Décalage côté théâtre
Victor ou les Enfants au pouvoir
Du 6 septembre 2007 au 28 octobre 2007
Théâtre Antoine, 14 boulevard de Strasbourg, 75010 Paris
Du 6 septembre 2007 au 28 octobre 2007
Théâtre Antoine, 14 boulevard de Strasbourg, 75010 Paris
J'avoue qu'après ces articles d'expositions, je sens celui-ci en parfait décallage avec le reste... Bref, je me dis cependant confiante pour la suite, souhaitant faire partager un peu mon expérience.
Pour l'histoire, la pièce a été écrite par Roger Vitrac (1899-1952) et mise en scène pour la première fois par Jean Anouilh (1910-1987) au Théâtre de l'Ambigu en 1962.Il s'agit véritablement d'une satire corrosive du conformisme bourgeois.

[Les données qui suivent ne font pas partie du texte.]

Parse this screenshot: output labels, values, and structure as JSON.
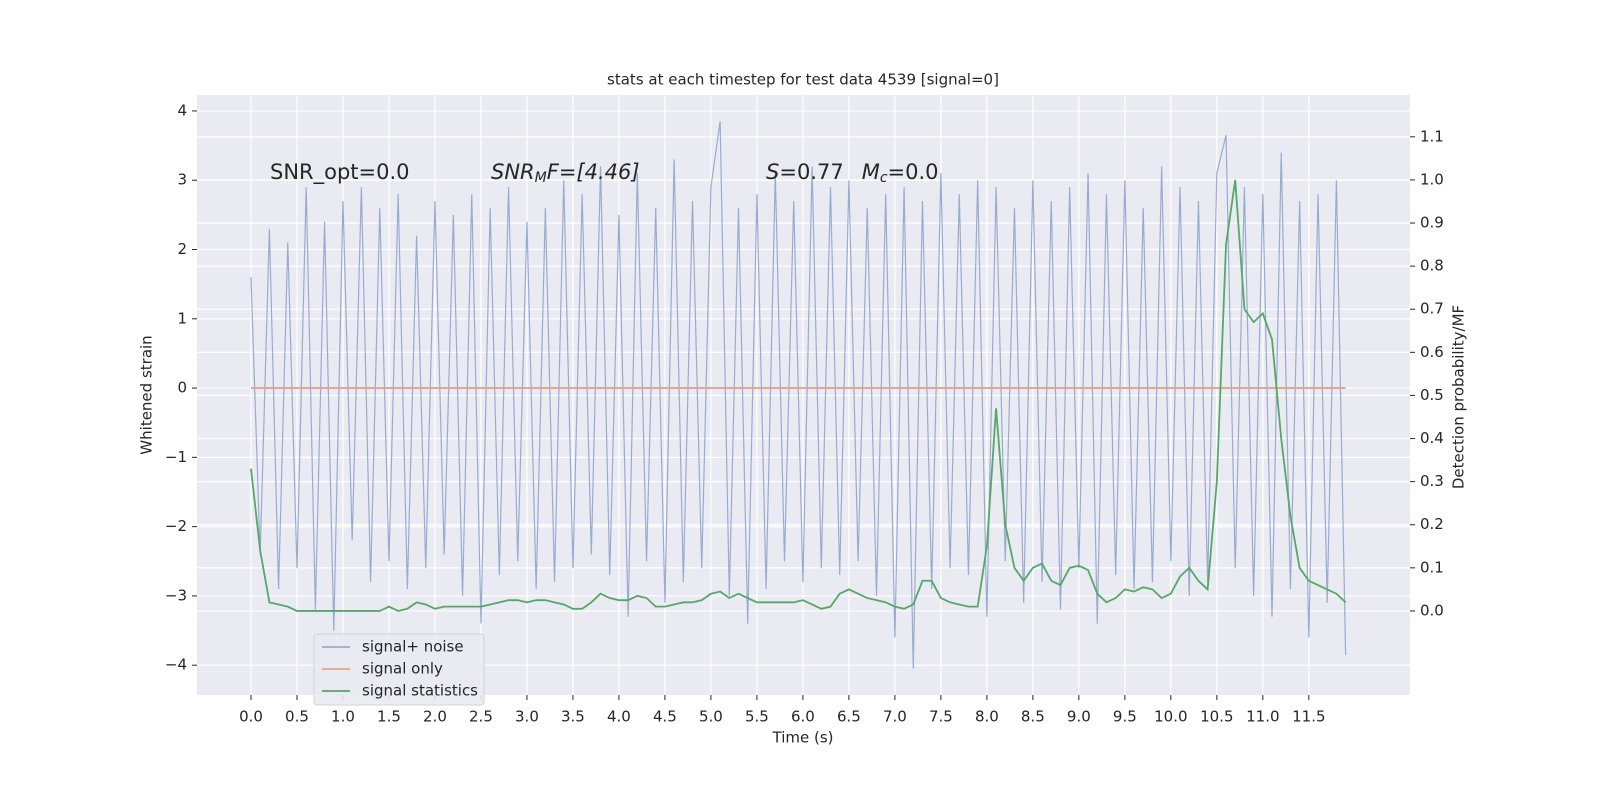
{
  "chart_data": {
    "type": "line",
    "title": "stats at each timestep for test data 4539 [signal=0]",
    "xlabel": "Time (s)",
    "ylabel": "Whitened strain",
    "y2label": "Detection probability/MF",
    "annotations": [
      {
        "parts": [
          "SNR_opt=0.0"
        ]
      },
      {
        "parts": [
          "SNR",
          "M",
          "F=[4.46]"
        ]
      },
      {
        "parts": [
          "S",
          "=0.77",
          "M",
          "c",
          "=0.0"
        ]
      }
    ],
    "x": [
      0.0,
      0.1,
      0.2,
      0.3,
      0.4,
      0.5,
      0.6,
      0.7,
      0.8,
      0.9,
      1.0,
      1.1,
      1.2,
      1.3,
      1.4,
      1.5,
      1.6,
      1.7,
      1.8,
      1.9,
      2.0,
      2.1,
      2.2,
      2.3,
      2.4,
      2.5,
      2.6,
      2.7,
      2.8,
      2.9,
      3.0,
      3.1,
      3.2,
      3.3,
      3.4,
      3.5,
      3.6,
      3.7,
      3.8,
      3.9,
      4.0,
      4.1,
      4.2,
      4.3,
      4.4,
      4.5,
      4.6,
      4.7,
      4.8,
      4.9,
      5.0,
      5.1,
      5.2,
      5.3,
      5.4,
      5.5,
      5.6,
      5.7,
      5.8,
      5.9,
      6.0,
      6.1,
      6.2,
      6.3,
      6.4,
      6.5,
      6.6,
      6.7,
      6.8,
      6.9,
      7.0,
      7.1,
      7.2,
      7.3,
      7.4,
      7.5,
      7.6,
      7.7,
      7.8,
      7.9,
      8.0,
      8.1,
      8.2,
      8.3,
      8.4,
      8.5,
      8.6,
      8.7,
      8.8,
      8.9,
      9.0,
      9.1,
      9.2,
      9.3,
      9.4,
      9.5,
      9.6,
      9.7,
      9.8,
      9.9,
      10.0,
      10.1,
      10.2,
      10.3,
      10.4,
      10.5,
      10.6,
      10.7,
      10.8,
      10.9,
      11.0,
      11.1,
      11.2,
      11.3,
      11.4,
      11.5,
      11.6,
      11.7,
      11.8,
      11.9
    ],
    "series": [
      {
        "name": "signal+ noise",
        "color": "#9aabd0",
        "values": [
          1.6,
          -2.4,
          2.3,
          -2.9,
          2.1,
          -2.6,
          2.9,
          -3.2,
          2.4,
          -3.5,
          2.7,
          -2.2,
          2.9,
          -2.8,
          2.6,
          -2.5,
          2.8,
          -2.9,
          2.2,
          -2.6,
          2.7,
          -2.4,
          2.5,
          -3.0,
          2.8,
          -3.4,
          2.6,
          -2.7,
          2.9,
          -2.5,
          2.4,
          -2.9,
          2.6,
          -2.8,
          3.0,
          -2.6,
          2.8,
          -2.4,
          3.2,
          -2.7,
          2.5,
          -3.3,
          3.1,
          -2.5,
          2.6,
          -3.1,
          3.3,
          -2.8,
          2.7,
          -2.6,
          2.9,
          3.85,
          -3.0,
          2.6,
          -3.4,
          2.8,
          -2.9,
          3.1,
          -2.5,
          2.7,
          -2.8,
          3.2,
          -2.6,
          2.9,
          -2.7,
          3.0,
          -2.5,
          2.6,
          -3.0,
          2.8,
          -3.6,
          2.9,
          -4.05,
          2.7,
          -2.9,
          3.1,
          -2.6,
          2.8,
          -2.7,
          3.0,
          -3.3,
          2.9,
          -2.5,
          2.6,
          -3.1,
          3.0,
          -2.8,
          2.7,
          -3.2,
          2.9,
          -2.6,
          3.1,
          -3.4,
          2.8,
          -2.7,
          3.0,
          -2.9,
          2.6,
          -2.8,
          3.2,
          -2.5,
          2.9,
          -3.0,
          2.7,
          -2.8,
          3.1,
          3.65,
          -2.6,
          2.9,
          -3.0,
          2.8,
          -3.3,
          3.4,
          -2.9,
          2.7,
          -3.6,
          2.8,
          -3.1,
          3.0,
          -3.85
        ]
      },
      {
        "name": "signal only",
        "color": "#e0a48a",
        "values": [
          0,
          0,
          0,
          0,
          0,
          0,
          0,
          0,
          0,
          0,
          0,
          0,
          0,
          0,
          0,
          0,
          0,
          0,
          0,
          0,
          0,
          0,
          0,
          0,
          0,
          0,
          0,
          0,
          0,
          0,
          0,
          0,
          0,
          0,
          0,
          0,
          0,
          0,
          0,
          0,
          0,
          0,
          0,
          0,
          0,
          0,
          0,
          0,
          0,
          0,
          0,
          0,
          0,
          0,
          0,
          0,
          0,
          0,
          0,
          0,
          0,
          0,
          0,
          0,
          0,
          0,
          0,
          0,
          0,
          0,
          0,
          0,
          0,
          0,
          0,
          0,
          0,
          0,
          0,
          0,
          0,
          0,
          0,
          0,
          0,
          0,
          0,
          0,
          0,
          0,
          0,
          0,
          0,
          0,
          0,
          0,
          0,
          0,
          0,
          0,
          0,
          0,
          0,
          0,
          0,
          0,
          0,
          0,
          0,
          0,
          0,
          0,
          0,
          0,
          0,
          0,
          0,
          0,
          0,
          0
        ]
      },
      {
        "name": "signal statistics",
        "color": "#55a868",
        "axis": "y2",
        "values": [
          0.33,
          0.14,
          0.02,
          0.015,
          0.01,
          0.0,
          0.0,
          0.0,
          0.0,
          0.0,
          0.0,
          0.0,
          0.0,
          0.0,
          0.0,
          0.01,
          0.0,
          0.005,
          0.02,
          0.015,
          0.005,
          0.01,
          0.01,
          0.01,
          0.01,
          0.01,
          0.015,
          0.02,
          0.025,
          0.025,
          0.02,
          0.025,
          0.025,
          0.02,
          0.015,
          0.005,
          0.005,
          0.02,
          0.04,
          0.03,
          0.025,
          0.025,
          0.035,
          0.03,
          0.01,
          0.01,
          0.015,
          0.02,
          0.02,
          0.025,
          0.04,
          0.045,
          0.03,
          0.04,
          0.03,
          0.02,
          0.02,
          0.02,
          0.02,
          0.02,
          0.025,
          0.015,
          0.005,
          0.01,
          0.04,
          0.05,
          0.04,
          0.03,
          0.025,
          0.02,
          0.01,
          0.005,
          0.015,
          0.07,
          0.07,
          0.03,
          0.02,
          0.015,
          0.01,
          0.01,
          0.15,
          0.47,
          0.2,
          0.1,
          0.07,
          0.1,
          0.11,
          0.07,
          0.06,
          0.1,
          0.105,
          0.095,
          0.04,
          0.02,
          0.03,
          0.05,
          0.045,
          0.055,
          0.05,
          0.03,
          0.04,
          0.08,
          0.1,
          0.07,
          0.05,
          0.3,
          0.85,
          1.0,
          0.7,
          0.67,
          0.69,
          0.63,
          0.4,
          0.22,
          0.1,
          0.07,
          0.06,
          0.05,
          0.04,
          0.02
        ]
      }
    ],
    "xlim": [
      -0.587,
      12.6
    ],
    "ylim": [
      -4.43,
      4.23
    ],
    "y2lim": [
      -0.195,
      1.197
    ],
    "xticks": [
      {
        "value": 0,
        "label": "0.0"
      },
      {
        "value": 0.5,
        "label": "0.5"
      },
      {
        "value": 1,
        "label": "1.0"
      },
      {
        "value": 1.5,
        "label": "1.5"
      },
      {
        "value": 2,
        "label": "2.0"
      },
      {
        "value": 2.5,
        "label": "2.5"
      },
      {
        "value": 3,
        "label": "3.0"
      },
      {
        "value": 3.5,
        "label": "3.5"
      },
      {
        "value": 4,
        "label": "4.0"
      },
      {
        "value": 4.5,
        "label": "4.5"
      },
      {
        "value": 5,
        "label": "5.0"
      },
      {
        "value": 5.5,
        "label": "5.5"
      },
      {
        "value": 6,
        "label": "6.0"
      },
      {
        "value": 6.5,
        "label": "6.5"
      },
      {
        "value": 7,
        "label": "7.0"
      },
      {
        "value": 7.5,
        "label": "7.5"
      },
      {
        "value": 8,
        "label": "8.0"
      },
      {
        "value": 8.5,
        "label": "8.5"
      },
      {
        "value": 9,
        "label": "9.0"
      },
      {
        "value": 9.5,
        "label": "9.5"
      },
      {
        "value": 10,
        "label": "10.0"
      },
      {
        "value": 10.5,
        "label": "10.5"
      },
      {
        "value": 11,
        "label": "11.0"
      },
      {
        "value": 11.5,
        "label": "11.5"
      }
    ],
    "yticks": [
      {
        "value": -4,
        "label": "−4"
      },
      {
        "value": -3,
        "label": "−3"
      },
      {
        "value": -2,
        "label": "−2"
      },
      {
        "value": -1,
        "label": "−1"
      },
      0,
      1,
      2,
      3,
      4
    ],
    "y2ticks": [
      {
        "value": 0,
        "label": "0.0"
      },
      {
        "value": 0.1,
        "label": "0.1"
      },
      {
        "value": 0.2,
        "label": "0.2"
      },
      {
        "value": 0.3,
        "label": "0.3"
      },
      {
        "value": 0.4,
        "label": "0.4"
      },
      {
        "value": 0.5,
        "label": "0.5"
      },
      {
        "value": 0.6,
        "label": "0.6"
      },
      {
        "value": 0.7,
        "label": "0.7"
      },
      {
        "value": 0.8,
        "label": "0.8"
      },
      {
        "value": 0.9,
        "label": "0.9"
      },
      {
        "value": 1,
        "label": "1.0"
      },
      {
        "value": 1.1,
        "label": "1.1"
      }
    ],
    "grid": true,
    "legend": "lower left"
  }
}
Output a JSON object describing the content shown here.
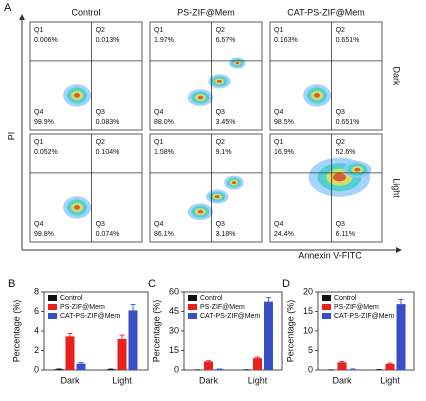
{
  "flow_cytometry": {
    "label": "A",
    "x_label": "Annexin V-FITC",
    "y_label": "PI",
    "columns": [
      "Control",
      "PS-ZIF@Mem",
      "CAT-PS-ZIF@Mem"
    ],
    "rows": [
      "Dark",
      "Light"
    ],
    "quadrant_names": [
      "Q1",
      "Q2",
      "Q3",
      "Q4"
    ],
    "plots": [
      [
        {
          "q1": "0.006%",
          "q2": "0.013%",
          "q3": "0.083%",
          "q4": "99.9%"
        },
        {
          "q1": "1.97%",
          "q2": "6.57%",
          "q3": "3.45%",
          "q4": "88.0%"
        },
        {
          "q1": "0.163%",
          "q2": "0.651%",
          "q3": "0.651%",
          "q4": "98.5%"
        }
      ],
      [
        {
          "q1": "0.052%",
          "q2": "0.104%",
          "q3": "0.074%",
          "q4": "99.8%"
        },
        {
          "q1": "1.58%",
          "q2": "9.1%",
          "q3": "3.18%",
          "q4": "86.1%"
        },
        {
          "q1": "16.9%",
          "q2": "52.6%",
          "q3": "6.11%",
          "q4": "24.4%"
        }
      ]
    ]
  },
  "chart_data": [
    {
      "type": "bar",
      "label": "B",
      "y_label": "Percentage (%)",
      "categories": [
        "Dark",
        "Light"
      ],
      "ylim": [
        0,
        8
      ],
      "yticks": [
        0,
        2,
        4,
        6,
        8
      ],
      "series": [
        {
          "name": "Control",
          "color": "#111111",
          "values": [
            0.083,
            0.074
          ],
          "errors": [
            0.02,
            0.02
          ]
        },
        {
          "name": "PS-ZIF@Mem",
          "color": "#e8201e",
          "values": [
            3.45,
            3.18
          ],
          "errors": [
            0.3,
            0.4
          ]
        },
        {
          "name": "CAT-PS-ZIF@Mem",
          "color": "#3a4fc4",
          "values": [
            0.651,
            6.11
          ],
          "errors": [
            0.1,
            0.6
          ]
        }
      ]
    },
    {
      "type": "bar",
      "label": "C",
      "y_label": "Percentage (%)",
      "categories": [
        "Dark",
        "Light"
      ],
      "ylim": [
        0,
        60
      ],
      "yticks": [
        0,
        15,
        30,
        45,
        60
      ],
      "series": [
        {
          "name": "Control",
          "color": "#111111",
          "values": [
            0.013,
            0.104
          ],
          "errors": [
            0.1,
            0.1
          ]
        },
        {
          "name": "PS-ZIF@Mem",
          "color": "#e8201e",
          "values": [
            6.57,
            9.1
          ],
          "errors": [
            0.6,
            0.8
          ]
        },
        {
          "name": "CAT-PS-ZIF@Mem",
          "color": "#3a4fc4",
          "values": [
            0.651,
            52.6
          ],
          "errors": [
            0.2,
            3
          ]
        }
      ]
    },
    {
      "type": "bar",
      "label": "D",
      "y_label": "Percentage (%)",
      "categories": [
        "Dark",
        "Light"
      ],
      "ylim": [
        0,
        20
      ],
      "yticks": [
        0,
        5,
        10,
        15,
        20
      ],
      "series": [
        {
          "name": "Control",
          "color": "#111111",
          "values": [
            0.006,
            0.052
          ],
          "errors": [
            0.05,
            0.05
          ]
        },
        {
          "name": "PS-ZIF@Mem",
          "color": "#e8201e",
          "values": [
            1.97,
            1.58
          ],
          "errors": [
            0.2,
            0.2
          ]
        },
        {
          "name": "CAT-PS-ZIF@Mem",
          "color": "#3a4fc4",
          "values": [
            0.163,
            16.9
          ],
          "errors": [
            0.1,
            1.2
          ]
        }
      ]
    }
  ]
}
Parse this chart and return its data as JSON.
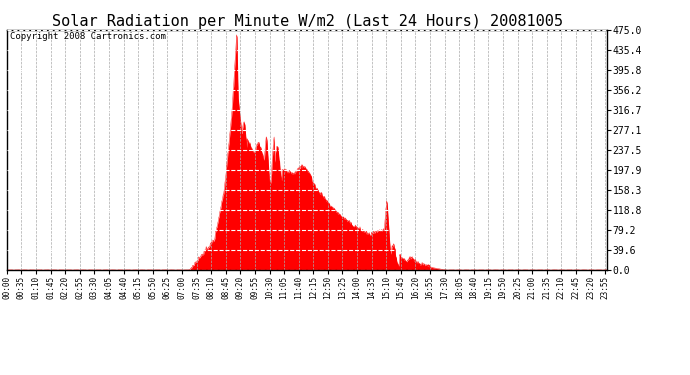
{
  "title": "Solar Radiation per Minute W/m2 (Last 24 Hours) 20081005",
  "copyright_text": "Copyright 2008 Cartronics.com",
  "y_ticks": [
    0.0,
    39.6,
    79.2,
    118.8,
    158.3,
    197.9,
    237.5,
    277.1,
    316.7,
    356.2,
    395.8,
    435.4,
    475.0
  ],
  "y_min": 0.0,
  "y_max": 475.0,
  "fill_color": "#ff0000",
  "line_color": "#ff0000",
  "bg_color": "#ffffff",
  "border_color": "#000000",
  "title_fontsize": 11,
  "copyright_fontsize": 6.5,
  "x_tick_every_minutes": 35
}
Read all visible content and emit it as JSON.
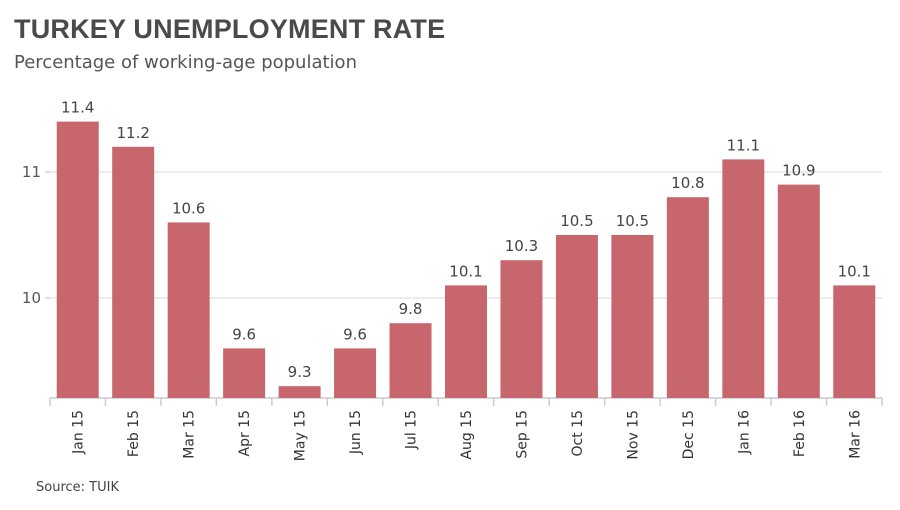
{
  "chart_data": {
    "type": "bar",
    "title": "TURKEY UNEMPLOYMENT RATE",
    "subtitle": "Percentage of working-age population",
    "source": "Source: TUIK",
    "categories": [
      "Jan 15",
      "Feb 15",
      "Mar 15",
      "Apr 15",
      "May 15",
      "Jun 15",
      "Jul 15",
      "Aug 15",
      "Sep 15",
      "Oct 15",
      "Nov 15",
      "Dec 15",
      "Jan 16",
      "Feb 16",
      "Mar 16"
    ],
    "values": [
      11.4,
      11.2,
      10.6,
      9.6,
      9.3,
      9.6,
      9.8,
      10.1,
      10.3,
      10.5,
      10.5,
      10.8,
      11.1,
      10.9,
      10.1
    ],
    "ylim": [
      9.2,
      11.7
    ],
    "yticks": [
      10,
      11
    ],
    "grid": true,
    "data_labels": true,
    "bar_color": "#c8666e",
    "xlabel": "",
    "ylabel": ""
  }
}
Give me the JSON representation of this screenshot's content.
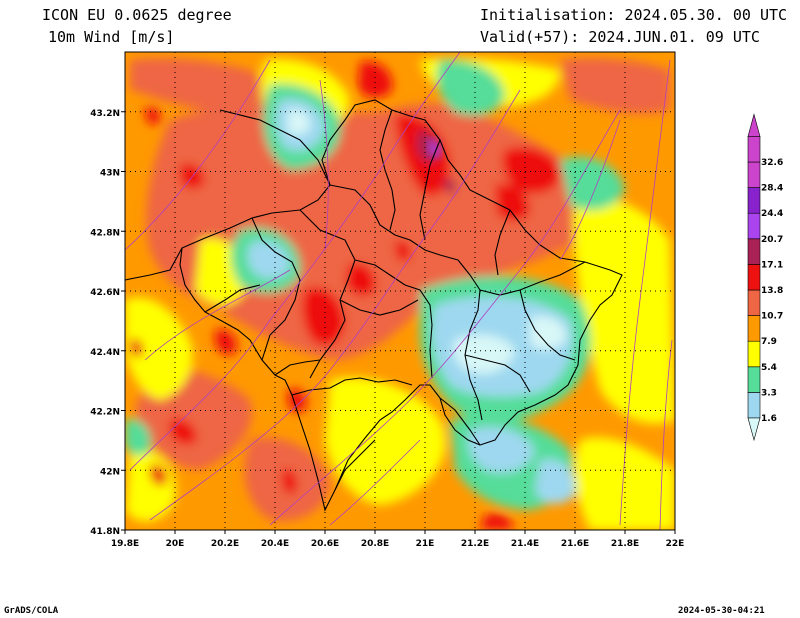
{
  "header": {
    "model": "ICON EU 0.0625 degree",
    "variable": "10m Wind [m/s]",
    "init": "Initialisation: 2024.05.30. 00 UTC",
    "valid": "Valid(+57): 2024.JUN.01. 09 UTC"
  },
  "footer": {
    "left": "GrADS/COLA",
    "right": "2024-05-30-04:21"
  },
  "map": {
    "lon_ticks": [
      "19.8E",
      "20E",
      "20.2E",
      "20.4E",
      "20.6E",
      "20.8E",
      "21E",
      "21.2E",
      "21.4E",
      "21.6E",
      "21.8E",
      "22E"
    ],
    "lat_ticks": [
      "43.2N",
      "43N",
      "42.8N",
      "42.6N",
      "42.4N",
      "42.2N",
      "42N",
      "41.8N"
    ],
    "lon_range": [
      19.8,
      22.0
    ],
    "lat_range": [
      41.8,
      43.4
    ],
    "grid": "dotted"
  },
  "colorbar": {
    "levels": [
      "1.6",
      "3.3",
      "5.4",
      "7.9",
      "10.7",
      "13.8",
      "17.1",
      "20.7",
      "24.4",
      "28.4",
      "32.6"
    ],
    "colors": [
      "#d8f7f7",
      "#9ed8f0",
      "#55dd99",
      "#ffff00",
      "#ff9900",
      "#ee6644",
      "#ee1111",
      "#aa2255",
      "#aa44ee",
      "#8822cc",
      "#cc44cc"
    ],
    "palette": {
      "c1": "#d8f7f7",
      "c2": "#9ed8f0",
      "c3": "#55dd99",
      "c4": "#ffff00",
      "c5": "#ff9900",
      "c6": "#ee6644",
      "c7": "#ee1111",
      "c8": "#aa2255"
    }
  }
}
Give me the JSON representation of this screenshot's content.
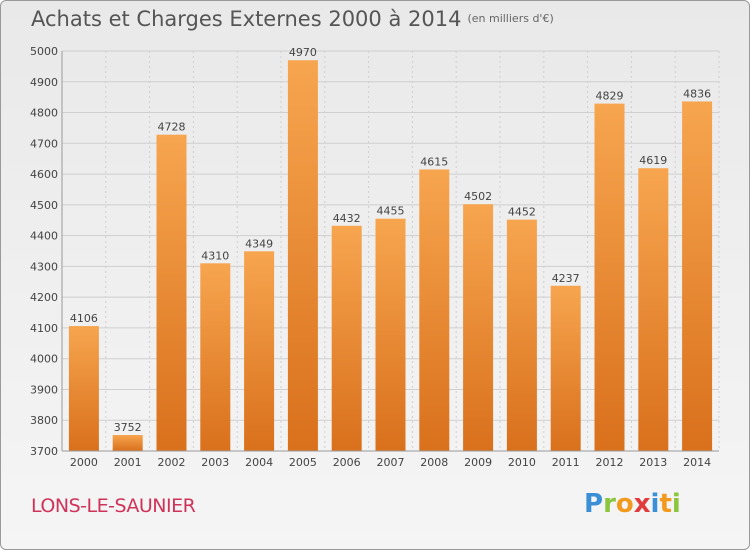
{
  "title": "Achats et Charges Externes 2000 à 2014",
  "subtitle": "(en milliers d'€)",
  "city": "LONS-LE-SAUNIER",
  "logo": {
    "letters": [
      "P",
      "r",
      "o",
      "x",
      "i",
      "t",
      "i"
    ],
    "colors": [
      "#3b8fd6",
      "#8cc63f",
      "#f29a1d",
      "#e23b3b",
      "#3b8fd6",
      "#f29a1d",
      "#8cc63f"
    ]
  },
  "colors": {
    "bar_light": "#f7a54f",
    "bar_dark": "#d9701c",
    "grid": "#cfcfcf",
    "axis_text": "#444444",
    "label_text": "#444444",
    "city": "#d0335a"
  },
  "chart_data": {
    "type": "bar",
    "categories": [
      "2000",
      "2001",
      "2002",
      "2003",
      "2004",
      "2005",
      "2006",
      "2007",
      "2008",
      "2009",
      "2010",
      "2011",
      "2012",
      "2013",
      "2014"
    ],
    "values": [
      4106,
      3752,
      4728,
      4310,
      4349,
      4970,
      4432,
      4455,
      4615,
      4502,
      4452,
      4237,
      4829,
      4619,
      4836
    ],
    "ylim": [
      3700,
      5000
    ],
    "yticks": [
      3700,
      3800,
      3900,
      4000,
      4100,
      4200,
      4300,
      4400,
      4500,
      4600,
      4700,
      4800,
      4900,
      5000
    ],
    "grid": true
  }
}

La pièce raconte la journée du neuvième anniversaire de Victor, un garçon "terriblement intelligent" qui en sait bien plus que les adultes autour ne veulent laisser penser. Il devient, au fil de cette journée, un véritable manipulateur, détenant dans sa main tous les personnages de la pièce qu'il fait tourner à sa guise. Les révélations d'adultère révoltantes, la folie des uns, la vérité sur les autres : tout est pourtant vu sous un angle humoristique qui ne vous lasse pas du début à la fin (on l'on continue de rire malgré la mauvaise surprise et le choc que procurerait une telle scène en temps normal).
Quelque part, on a peine à croire que la pièce date de 1928 tant est "légère" la manière de présenter les évènements. C'est en soi un bonheur par l'humour comme par le réalisme puisqu'il est difficile de s'en détacher tout du long.

Un thème qui me tient à coeur : les costumes. On aurait évidemment du mal à s'imaginer porter ces vêtements étranges tous les jours, mais ils y a dans l'idée de Pascale Bordet (costumière) un désir de renouveau qui reste malgré tout en retrait par rapport à nos jours. Les personnages conservent ainsi un style très proche de l'époque de la pièce sans pour autant détonner quand aux confections modernes : on pourrait tout à fait s'imaginer dans une des robes que portent les femmes sur scène par exemple (oui, bon, non, pas tous). C'est un détail qui détonne vraiment (à mes yeux en tout cas) lorsque l'on va voir la pièce. L'artiste l'a d'ailleurs signalé : "Le costume, c'est l'idée du personnage qui flotte autour du corps de l'acteur". Elle respecte donc l'esprit de l'histoire tout en se permettant un intéressante avancée temporelle.
Bon l'anecdote est courte mais c'est une parenthèse au milieu des galeries et des foires qui, je l'espère, ne sera pas trop pompeuse.
Bon l'anecdote est courte mais c'est une parenthèse au milieu des galeries et des foires qui, je l'espère, ne sera pas trop pompeuse.